Stop looking at me, she says.

How to go mad is really
How to keep from going mad.

A good drive, like this one,
Is a kind of curative.

I’m sick from this life.
And of other lives.

It’s true, I say.
Ducks are all fucked up.

They keep going
But it doesn’t get
Worse for them.

It doesn’t matter, she says,
And that’s true, too.



An Arrival


It arrived unbidden and brought with it
a feeling of dullness for your life of dullness.

It should have echoed through you, though,
like the sound of dogs barking in an empty house.

Instead it came in sooth, sucked onto a moment
like a flea. What’s true, no matter what, is your
sheet-for-curtains underlife, your real life.

So much anger and abuse and neglect, presumably,
go into this. But there it was, oddly pristine,
like a glimpse of someone else’s misery,

true and oddly welcome. A waste to have taken
so long. Nearly old now, your style of living habitual
and unwild, the unsaid has become almost everything.
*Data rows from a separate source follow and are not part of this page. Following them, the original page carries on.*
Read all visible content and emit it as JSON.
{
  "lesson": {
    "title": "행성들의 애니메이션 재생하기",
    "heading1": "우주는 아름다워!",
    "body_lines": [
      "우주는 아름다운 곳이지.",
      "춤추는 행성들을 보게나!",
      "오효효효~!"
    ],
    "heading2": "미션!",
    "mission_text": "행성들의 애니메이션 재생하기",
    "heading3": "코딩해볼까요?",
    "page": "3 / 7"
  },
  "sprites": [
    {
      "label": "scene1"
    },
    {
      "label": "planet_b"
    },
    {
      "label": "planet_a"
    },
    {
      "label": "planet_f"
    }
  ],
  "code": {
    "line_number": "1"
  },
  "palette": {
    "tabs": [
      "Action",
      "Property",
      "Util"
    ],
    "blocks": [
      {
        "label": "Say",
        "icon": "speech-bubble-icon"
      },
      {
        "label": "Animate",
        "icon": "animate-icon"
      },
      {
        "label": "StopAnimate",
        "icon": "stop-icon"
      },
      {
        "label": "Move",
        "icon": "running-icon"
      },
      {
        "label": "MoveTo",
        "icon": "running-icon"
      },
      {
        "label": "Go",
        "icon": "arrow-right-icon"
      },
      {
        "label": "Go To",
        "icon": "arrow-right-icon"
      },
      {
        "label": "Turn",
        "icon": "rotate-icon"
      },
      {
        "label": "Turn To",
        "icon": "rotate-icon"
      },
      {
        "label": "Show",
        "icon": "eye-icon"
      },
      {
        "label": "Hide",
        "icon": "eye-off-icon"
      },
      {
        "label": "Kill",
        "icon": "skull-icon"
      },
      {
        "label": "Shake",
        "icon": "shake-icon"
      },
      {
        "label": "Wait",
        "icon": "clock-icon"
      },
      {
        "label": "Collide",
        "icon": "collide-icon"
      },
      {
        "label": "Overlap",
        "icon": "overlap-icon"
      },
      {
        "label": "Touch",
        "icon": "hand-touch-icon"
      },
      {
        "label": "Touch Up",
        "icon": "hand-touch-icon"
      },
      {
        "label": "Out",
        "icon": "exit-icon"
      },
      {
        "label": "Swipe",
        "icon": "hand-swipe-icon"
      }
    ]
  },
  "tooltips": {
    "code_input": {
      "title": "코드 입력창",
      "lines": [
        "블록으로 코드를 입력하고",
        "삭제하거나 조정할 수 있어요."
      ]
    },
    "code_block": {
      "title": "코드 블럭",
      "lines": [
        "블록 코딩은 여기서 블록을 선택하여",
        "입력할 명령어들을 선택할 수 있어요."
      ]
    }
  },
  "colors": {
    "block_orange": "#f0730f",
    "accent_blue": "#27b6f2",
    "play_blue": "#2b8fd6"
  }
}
Briefly, shame should hollow you out.





Steve Lambert was born in Louisiana and grew up in Florida. His writing has appeared in Adirondack Review, Broad River Review, BULL, Chiron Review, Contrast, The Cortland Review, Emrys Journal, Eunoia Review, Into the Void, Tampa Review, and many other places. In 2018 he won Emrys Journal’s Nancy Dew Taylor Poetry Prize and he is the recipient of four Pushcart Prize nominations. He is the author of the poetry collections Heat Seekers (2017) and The Shamble (2021), the chapbook In Eynsham (2020), and the fiction collection The Patron Saint of Birds (2020). His novel, Philisteens, was released in 2021. The collaborative fiction text, Mortality Birds, written with Timothy Dodd, appeared in 2022. He and his wife live in Florida.